Ngige, therefore, urged the National Assembly to grant the ministry more time to liaise within the tripartite community to make fruitful contributions towards a seamless enactment of an act on the prohibition of casualisation in Nigeria, in a manner that will stand the test of time.

He said, “The Federal Government can no longer close its eyes to casualisation. We must seek a cure and an end to this. We must nevertheless ensure that any law so enacted will stand the test of time and not one that can be circumvented ab initio. We need a law that will elicit buy-in from the employers of labour, the workers, indeed every member of the tripartite.

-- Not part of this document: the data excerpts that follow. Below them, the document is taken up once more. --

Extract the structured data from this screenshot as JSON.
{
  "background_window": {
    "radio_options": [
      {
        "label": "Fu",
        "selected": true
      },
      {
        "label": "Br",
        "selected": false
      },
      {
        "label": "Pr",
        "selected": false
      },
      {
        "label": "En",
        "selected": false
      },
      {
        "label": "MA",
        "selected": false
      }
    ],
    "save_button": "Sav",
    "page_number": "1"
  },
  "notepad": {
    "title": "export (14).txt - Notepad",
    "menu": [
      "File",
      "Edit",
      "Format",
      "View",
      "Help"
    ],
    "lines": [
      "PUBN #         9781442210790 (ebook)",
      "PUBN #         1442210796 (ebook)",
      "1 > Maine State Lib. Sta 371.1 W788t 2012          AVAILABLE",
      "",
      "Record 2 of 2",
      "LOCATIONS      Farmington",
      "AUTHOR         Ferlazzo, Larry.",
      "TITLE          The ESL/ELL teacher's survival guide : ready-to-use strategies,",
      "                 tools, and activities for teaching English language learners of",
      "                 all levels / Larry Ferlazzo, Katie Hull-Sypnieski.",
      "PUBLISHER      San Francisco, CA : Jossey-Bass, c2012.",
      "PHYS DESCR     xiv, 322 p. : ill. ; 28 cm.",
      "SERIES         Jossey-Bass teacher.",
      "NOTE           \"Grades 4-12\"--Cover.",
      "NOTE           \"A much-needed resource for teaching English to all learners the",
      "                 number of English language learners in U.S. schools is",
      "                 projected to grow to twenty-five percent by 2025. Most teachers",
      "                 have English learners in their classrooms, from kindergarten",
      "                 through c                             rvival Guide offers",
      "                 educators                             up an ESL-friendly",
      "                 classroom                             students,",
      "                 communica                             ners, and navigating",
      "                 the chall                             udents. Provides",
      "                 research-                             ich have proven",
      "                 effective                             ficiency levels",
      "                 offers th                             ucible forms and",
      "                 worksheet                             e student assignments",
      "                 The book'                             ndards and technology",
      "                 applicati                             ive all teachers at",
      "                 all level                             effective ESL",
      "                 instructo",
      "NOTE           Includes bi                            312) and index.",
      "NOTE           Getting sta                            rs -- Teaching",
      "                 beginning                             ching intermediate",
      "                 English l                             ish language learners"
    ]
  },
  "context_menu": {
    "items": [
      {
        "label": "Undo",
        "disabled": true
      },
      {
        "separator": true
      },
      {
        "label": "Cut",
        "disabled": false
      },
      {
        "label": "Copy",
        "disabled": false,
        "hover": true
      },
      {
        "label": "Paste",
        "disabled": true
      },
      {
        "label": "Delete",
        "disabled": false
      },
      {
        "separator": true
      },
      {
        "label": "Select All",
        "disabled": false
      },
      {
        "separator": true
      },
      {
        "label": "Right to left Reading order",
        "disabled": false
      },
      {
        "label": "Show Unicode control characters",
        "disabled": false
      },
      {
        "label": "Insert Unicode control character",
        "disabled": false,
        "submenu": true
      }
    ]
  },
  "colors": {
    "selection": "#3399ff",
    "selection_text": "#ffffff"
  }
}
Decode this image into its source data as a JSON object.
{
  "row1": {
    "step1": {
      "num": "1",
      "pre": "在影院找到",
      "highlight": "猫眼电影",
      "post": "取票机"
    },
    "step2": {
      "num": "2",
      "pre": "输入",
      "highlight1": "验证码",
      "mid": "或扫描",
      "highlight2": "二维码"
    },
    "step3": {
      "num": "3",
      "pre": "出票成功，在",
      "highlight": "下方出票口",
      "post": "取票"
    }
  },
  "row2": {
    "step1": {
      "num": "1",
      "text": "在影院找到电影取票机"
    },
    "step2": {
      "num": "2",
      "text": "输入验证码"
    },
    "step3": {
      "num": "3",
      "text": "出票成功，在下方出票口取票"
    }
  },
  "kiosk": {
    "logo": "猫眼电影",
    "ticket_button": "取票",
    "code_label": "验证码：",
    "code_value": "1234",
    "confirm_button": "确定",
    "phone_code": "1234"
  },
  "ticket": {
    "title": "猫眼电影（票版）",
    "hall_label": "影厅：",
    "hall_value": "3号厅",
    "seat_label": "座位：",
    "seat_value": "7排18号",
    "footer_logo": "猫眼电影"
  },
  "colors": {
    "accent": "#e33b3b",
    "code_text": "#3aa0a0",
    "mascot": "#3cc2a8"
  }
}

“Before now, we have been working to redress casualisation in the oil and gas sector, and already set up a tripartite committee comprising the Nigeria Labour Congress (NLC), Trade Union Congress (TUC), Nigeria Employers Consultative Association (NECA), the Nigerian National Petroleum Corporation (NNPC), Petroleum and Natural Gas Senior Staff Association of Nigeria (PENGASSAN) and other related affiliate unions.

“The assignment of the committee is to draft a guideline on contract staffing in the oil industry, which will later be transmitted to the Federal Executive Council and to the Attorney General of the Federation”.

Ngige noted that with the Petroleum Industry Act, all propositions in the guidelines must be in tandem with the provisions of the PIA.

On the bill to amend the NDE Act 2004, the minister admitted it was well-intended but pointed out that the proposal to remove the Minister as the Chairman of the Board of the agency was antithetical to the very nature of the NDE as a special purpose vehicle.

He gave examples of similar agencies such as the Customs under the Ministry of Finance and chaired by the Minister of Finance as well as Immigration under the Ministry of Internal Affairs, also chaired by the Internal Affairs Minister.

He further asked for more time for the tripartite to meet over the proposed amendment.

His position was supported by the Nigeria Labour Congress and the Trade Union Congress. The Senate committee, however, gave the ministry and the other tripartite members two months to meet on the bills and revert to the committee.